My fingers tightened on my staff until the wood creaked. “You’re crossing a goddamned line, Carlos.”

“Harry,” Chandler began, his tone soothing. He reached out to put a companionable hand on my shoulder.

I struck it away.

Chandler hissed and withdrew his arm, holding it close to his body.

“We have to know, Dresden,” Ramirez said. “Who did you sleep with tonight?”

“Because your sex life is a disaster, you pull this crap on me,” I growled.

Carlos’s face drained of color, but his expression never changed. “Believe it. Who?”

“Suddenly I remember why I have authority issues,” I said. “Go fuck yourself, Ramirez. And tell whoever ordered you to do this to me to pound sand while you’re at it.”

“Captain Luccio ordered me to do this,” Ramirez said quietly. “She’s still your friend. She wants to help you, too.”

“I don’t need this kind of help,” I said. “We’re supposed to be on the same side.”

“We are,” Chandler said emphatically. Then his face fell. “ Unless … we aren’t, I suppose.”

“Every word I’ve said to you is true,” I snapped. Or at least not a lie. “I’ve had enough bullshit from the White Council for one night.”

“Harry, let’s sort this out with the captain,” Chandler said. “Come back to Edinburgh with us. Let’s talk this out, yes?”

It was a rational suggestion, and it was completely unacceptable—because Thomas did not have time for me to spend a full day in a hostile debriefing back in Edinburgh. Those things were thorough and exhausting. It was possible that I’d gone through them maybe once or twice.

That gave me little choice.

“I’ve been talking,” I said. “You aren’t listening. The problem is on your end.” I glared at Ramirez. “I’ve got a lot of work to do. Get out of the road. Or arrest me.” I grounded my staff and shook my shield bracelet clear of my sleeve. “If you can.”

Things got real quiet. No one took their eyes off me, but everyone’s attention was on Ramirez.

He exhaled slowly. Then he said, “My God, Harry, you don’t make it easy, do you?”

“Of the two of us here,” I said, “which of us has definitely wronged the other? You suspect that I might have done something wrong. You’ve definitely wronged me, trying to find out. And you did it first.”

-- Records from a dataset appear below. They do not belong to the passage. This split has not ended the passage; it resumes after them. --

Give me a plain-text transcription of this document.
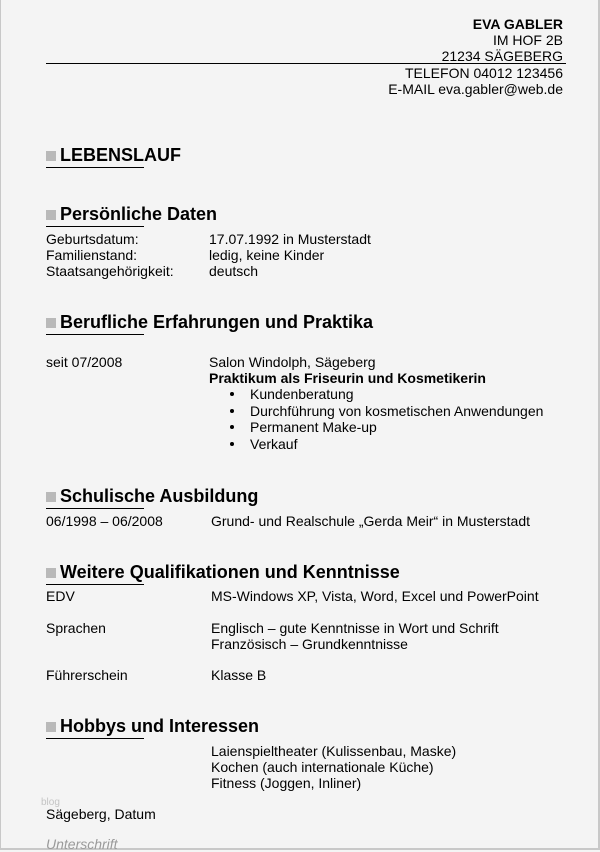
EVA GABLER
IM HOF 2B
21234 SÄGEBERG
TELEFON 04012 123456
E-MAIL eva.gabler@web.de
LEBENSLAUF
Persönliche Daten
Geburtsdatum:	17.07.1992 in Musterstadt
Familienstand:	ledig, keine Kinder
Staatsangehörigkeit:	deutsch
Berufliche Erfahrungen und Praktika
seit 07/2008	Salon Windolph, Sägeberg
Praktikum als Friseurin und Kosmetikerin
Kundenberatung
Durchführung von kosmetischen Anwendungen
Permanent Make-up
Verkauf
Schulische Ausbildung
06/1998 – 06/2008	Grund- und Realschule „Gerda Meir“ in Musterstadt
Weitere Qualifikationen und Kenntnisse
EDV	MS-Windows XP, Vista, Word, Excel und PowerPoint
Sprachen	Englisch – gute Kenntnisse in Wort und Schrift
Französisch – Grundkenntnisse
Führerschein	Klasse B
Hobbys und Interessen
Laienspieltheater (Kulissenbau, Maske)
Kochen (auch internationale Küche)
Fitness (Joggen, Inliner)
blog
Sägeberg, Datum
Unterschrift
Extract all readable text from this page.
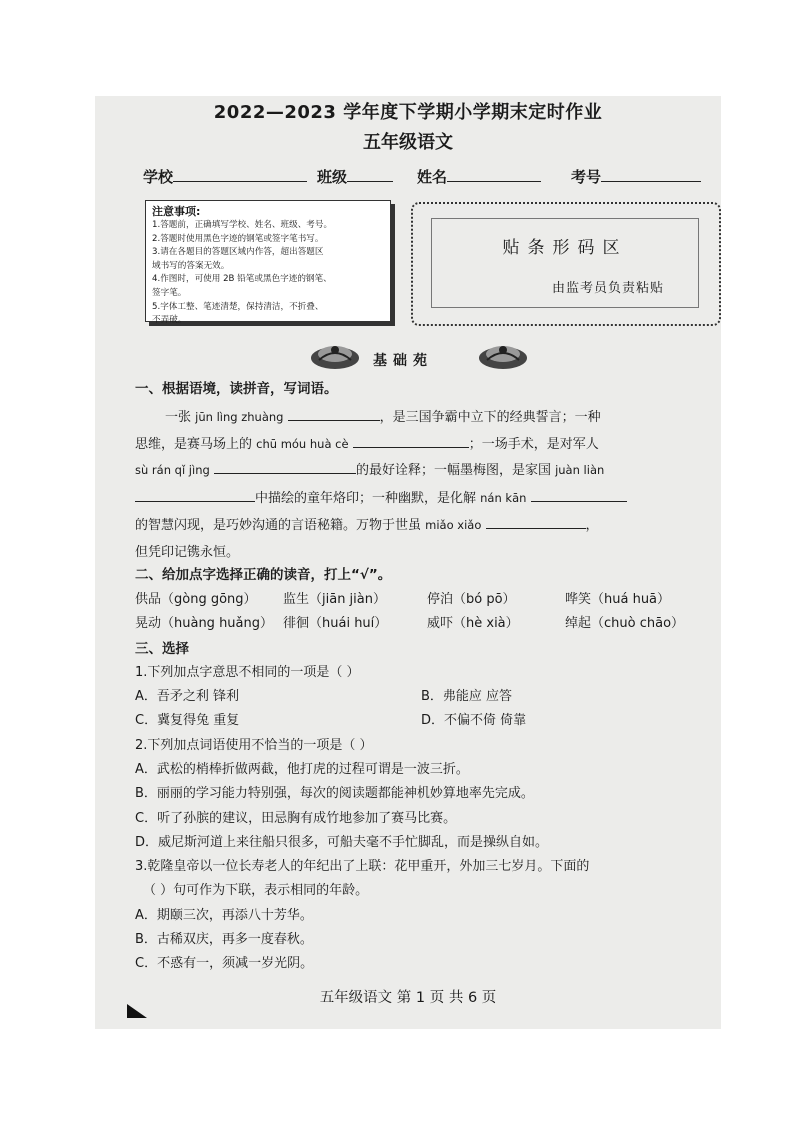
2022—2023 学年度下学期小学期末定时作业
五年级语文
学校	班级	姓名	考号
注意事项:
1.答题前，正确填写学校、姓名、班级、考号。
2.答题时使用黑色字迹的钢笔或签字笔书写。
3.请在各题目的答题区域内作答，超出答题区
域书写的答案无效。
4.作图时，可使用 2B 铅笔或黑色字迹的钢笔、
签字笔。
5.字体工整、笔迹清楚，保持清洁，不折叠、
不弄破。
贴条形码区
由监考员负责粘贴
基础苑
一、根据语境，读拼音，写词语。
一张 jūn lìng zhuàng	，是三国争霸中立下的经典誓言；一种
思维，是赛马场上的 chū móu huà cè	；一场手术，是对军人
sù rán qǐ jìng	的最好诠释；一幅墨梅图，是家国 juàn liàn
中描绘的童年烙印；一种幽默，是化解 nán kān
的智慧闪现，是巧妙沟通的言语秘籍。万物于世虽 miǎo xiǎo	，
但凭印记镌永恒。
二、给加点字选择正确的读音，打上“√”。
供品（gòng gōng） 监生（jiān jiàn）	停泊（bó pō）	哗笑（huá huā）
晃动（huàng huǎng） 徘徊（huái huí）	威吓（hè xià）	绰起（chuò chāo）
三、选择
1.下列加点字意思不相同的一项是（ ）
A．吾矛之利 锋利	B．弗能应 应答
C．冀复得兔 重复	D．不偏不倚 倚靠
2.下列加点词语使用不恰当的一项是（ ）
A．武松的梢棒折做两截，他打虎的过程可谓是一波三折。
B．丽丽的学习能力特别强，每次的阅读题都能神机妙算地率先完成。
C．听了孙膑的建议，田忌胸有成竹地参加了赛马比赛。
D．威尼斯河道上来往船只很多，可船夫毫不手忙脚乱，而是操纵自如。
3.乾隆皇帝以一位长寿老人的年纪出了上联：花甲重开，外加三七岁月。下面的
（ ）句可作为下联，表示相同的年龄。
A．期颐三次，再添八十芳华。
B．古稀双庆，再多一度春秋。
C．不惑有一，须减一岁光阴。
五年级语文 第 1 页 共 6 页
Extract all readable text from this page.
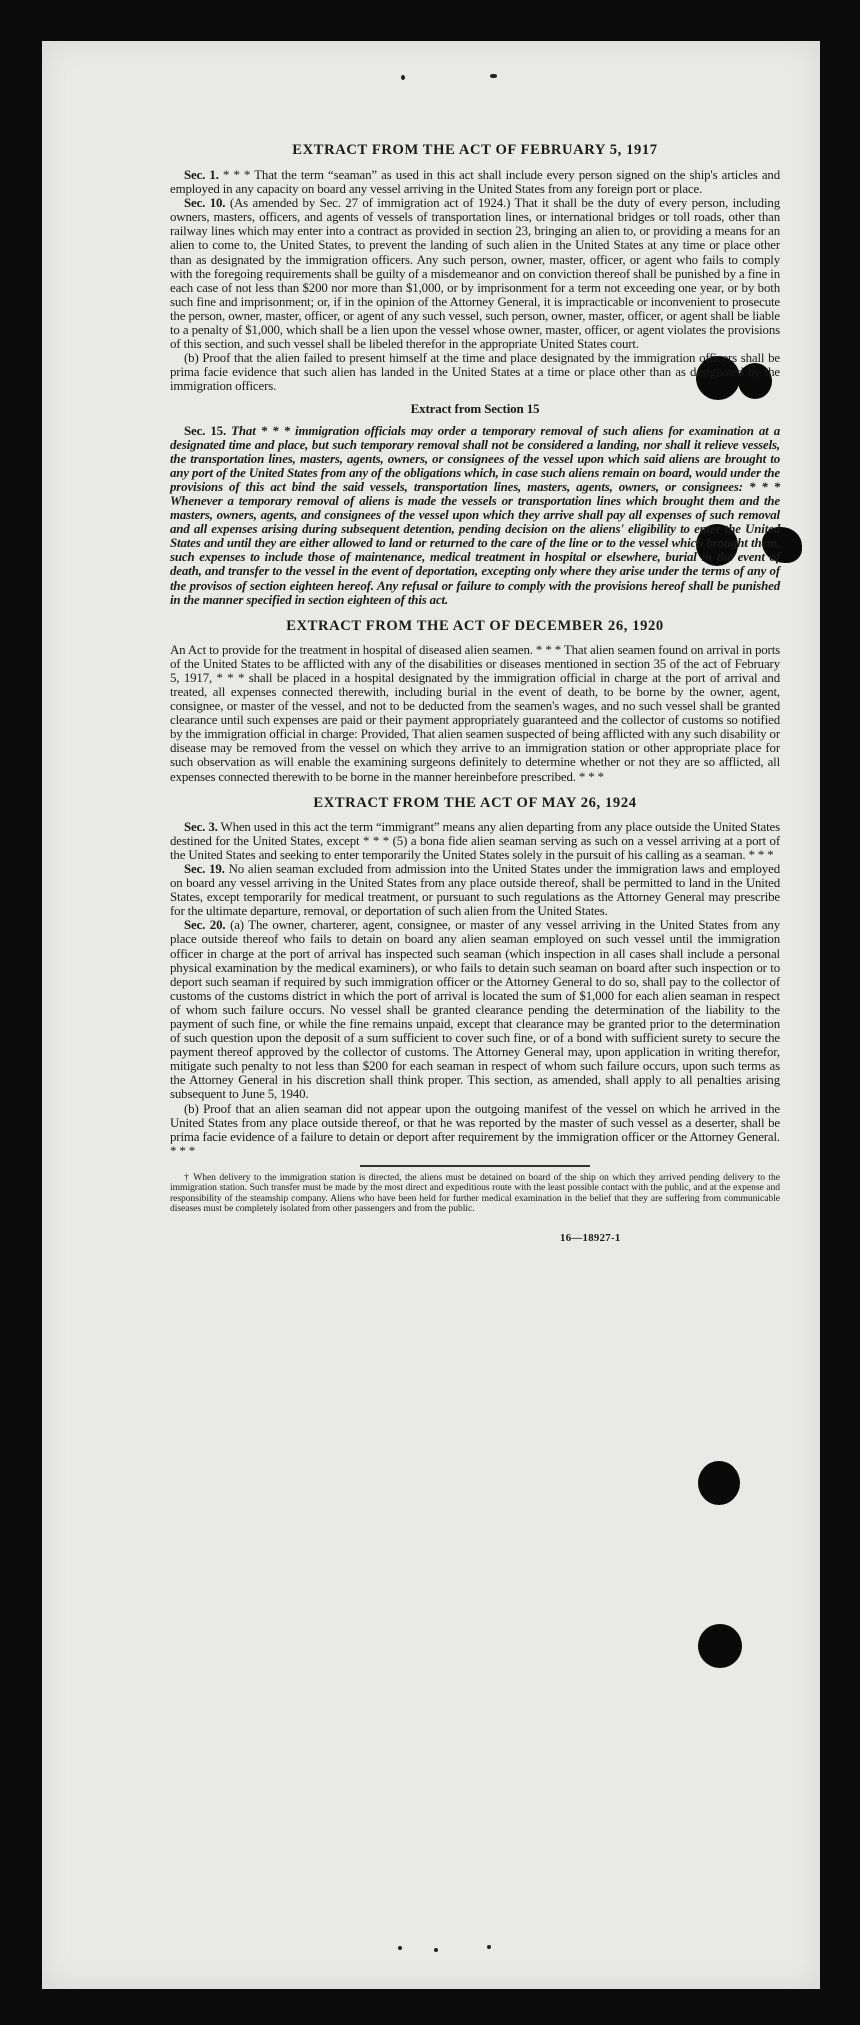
EXTRACT FROM THE ACT OF FEBRUARY 5, 1917

Sec. 1. * * * That the term “seaman” as used in this act shall include every person signed on the ship's articles and employed in any capacity on board any vessel arriving in the United States from any foreign port or place.

Sec. 10. (As amended by Sec. 27 of immigration act of 1924.) That it shall be the duty of every person, including owners, masters, officers, and agents of vessels of transportation lines, or international bridges or toll roads, other than railway lines which may enter into a contract as provided in section 23, bringing an alien to, or providing a means for an alien to come to, the United States, to prevent the landing of such alien in the United States at any time or place other than as designated by the immigration officers. Any such person, owner, master, officer, or agent who fails to comply with the foregoing requirements shall be guilty of a misdemeanor and on conviction thereof shall be punished by a fine in each case of not less than $200 nor more than $1,000, or by imprisonment for a term not exceeding one year, or by both such fine and imprisonment; or, if in the opinion of the Attorney General, it is impracticable or inconvenient to prosecute the person, owner, master, officer, or agent of any such vessel, such person, owner, master, officer, or agent shall be liable to a penalty of $1,000, which shall be a lien upon the vessel whose owner, master, officer, or agent violates the provisions of this section, and such vessel shall be libeled therefor in the appropriate United States court.

(b) Proof that the alien failed to present himself at the time and place designated by the immigration officers shall be prima facie evidence that such alien has landed in the United States at a time or place other than as designated by the immigration officers.

Extract from Section 15

Sec. 15. That * * * immigration officials may order a temporary removal of such aliens for examination at a designated time and place, but such temporary removal shall not be considered a landing, nor shall it relieve vessels, the transportation lines, masters, agents, owners, or consignees of the vessel upon which said aliens are brought to any port of the United States from any of the obligations which, in case such aliens remain on board, would under the provisions of this act bind the said vessels, transportation lines, masters, agents, owners, or consignees: * * * Whenever a temporary removal of aliens is made the vessels or transportation lines which brought them and the masters, owners, agents, and consignees of the vessel upon which they arrive shall pay all expenses of such removal and all expenses arising during subsequent detention, pending decision on the aliens' eligibility to enter the United States and until they are either allowed to land or returned to the care of the line or to the vessel which brought them, such expenses to include those of maintenance, medical treatment in hospital or elsewhere, burial in the event of death, and transfer to the vessel in the event of deportation, excepting only where they arise under the terms of any of the provisos of section eighteen hereof. Any refusal or failure to comply with the provisions hereof shall be punished in the manner specified in section eighteen of this act.

EXTRACT FROM THE ACT OF DECEMBER 26, 1920

An Act to provide for the treatment in hospital of diseased alien seamen. * * * That alien seamen found on arrival in ports of the United States to be afflicted with any of the disabilities or diseases mentioned in section 35 of the act of February 5, 1917, * * * shall be placed in a hospital designated by the immigration official in charge at the port of arrival and treated, all expenses connected therewith, including burial in the event of death, to be borne by the owner, agent, consignee, or master of the vessel, and not to be deducted from the seamen's wages, and no such vessel shall be granted clearance until such expenses are paid or their payment appropriately guaranteed and the collector of customs so notified by the immigration official in charge: Provided, That alien seamen suspected of being afflicted with any such disability or disease may be removed from the vessel on which they arrive to an immigration station or other appropriate place for such observation as will enable the examining surgeons definitely to determine whether or not they are so afflicted, all expenses connected therewith to be borne in the manner hereinbefore prescribed. * * *

EXTRACT FROM THE ACT OF MAY 26, 1924

Sec. 3. When used in this act the term “immigrant” means any alien departing from any place outside the United States destined for the United States, except * * * (5) a bona fide alien seaman serving as such on a vessel arriving at a port of the United States and seeking to enter temporarily the United States solely in the pursuit of his calling as a seaman. * * *

Sec. 19. No alien seaman excluded from admission into the United States under the immigration laws and employed on board any vessel arriving in the United States from any place outside thereof, shall be permitted to land in the United States, except temporarily for medical treatment, or pursuant to such regulations as the Attorney General may prescribe for the ultimate departure, removal, or deportation of such alien from the United States.

Sec. 20. (a) The owner, charterer, agent, consignee, or master of any vessel arriving in the United States from any place outside thereof who fails to detain on board any alien seaman employed on such vessel until the immigration officer in charge at the port of arrival has inspected such seaman (which inspection in all cases shall include a personal physical examination by the medical examiners), or who fails to detain such seaman on board after such inspection or to deport such seaman if required by such immigration officer or the Attorney General to do so, shall pay to the collector of customs of the customs district in which the port of arrival is located the sum of $1,000 for each alien seaman in respect of whom such failure occurs. No vessel shall be granted clearance pending the determination of the liability to the payment of such fine, or while the fine remains unpaid, except that clearance may be granted prior to the determination of such question upon the deposit of a sum sufficient to cover such fine, or of a bond with sufficient surety to secure the payment thereof approved by the collector of customs. The Attorney General may, upon application in writing therefor, mitigate such penalty to not less than $200 for each seaman in respect of whom such failure occurs, upon such terms as the Attorney General in his discretion shall think proper. This section, as amended, shall apply to all penalties arising subsequent to June 5, 1940.

(b) Proof that an alien seaman did not appear upon the outgoing manifest of the vessel on which he arrived in the United States from any place outside thereof, or that he was reported by the master of such vessel as a deserter, shall be prima facie evidence of a failure to detain or deport after requirement by the immigration officer or the Attorney General. * * *

† When delivery to the immigration station is directed, the aliens must be detained on board of the ship on which they arrived pending delivery to the immigration station. Such transfer must be made by the most direct and expeditious route with the least possible contact with the public, and at the expense and responsibility of the steamship company. Aliens who have been held for further medical examination in the belief that they are suffering from communicable diseases must be completely isolated from other passengers and from the public.

16—18927-1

“We’ve both done things we’d rather not have, as Wardens,” he answered. “That’s the job.” He shook his head and, leaning heavily on the cane, limped out of the road. “Six o’clock tomorrow, security meeting at the Four Seasons before the mixer. We’re registered under McCoy.”

I tilted my head and narrowed my eyes. “I’m still on the team, eh?”

“Keep your friends close,” Ramirez said.

I huffed out a breath in a parody of a laugh and turned back toward the Munstermobile.

“Harry,” Ramirez said.

I paused without looking back at him.

“I hope I’m wrong,” he said. “I hope I need to apologize to you later. God, I would love to do that. Please believe that much is true.”

For a second, I felt nothing but tired.

Secrets are heavy, heavy things. Carry around too many of them for too long and the weight will crush the life out of you.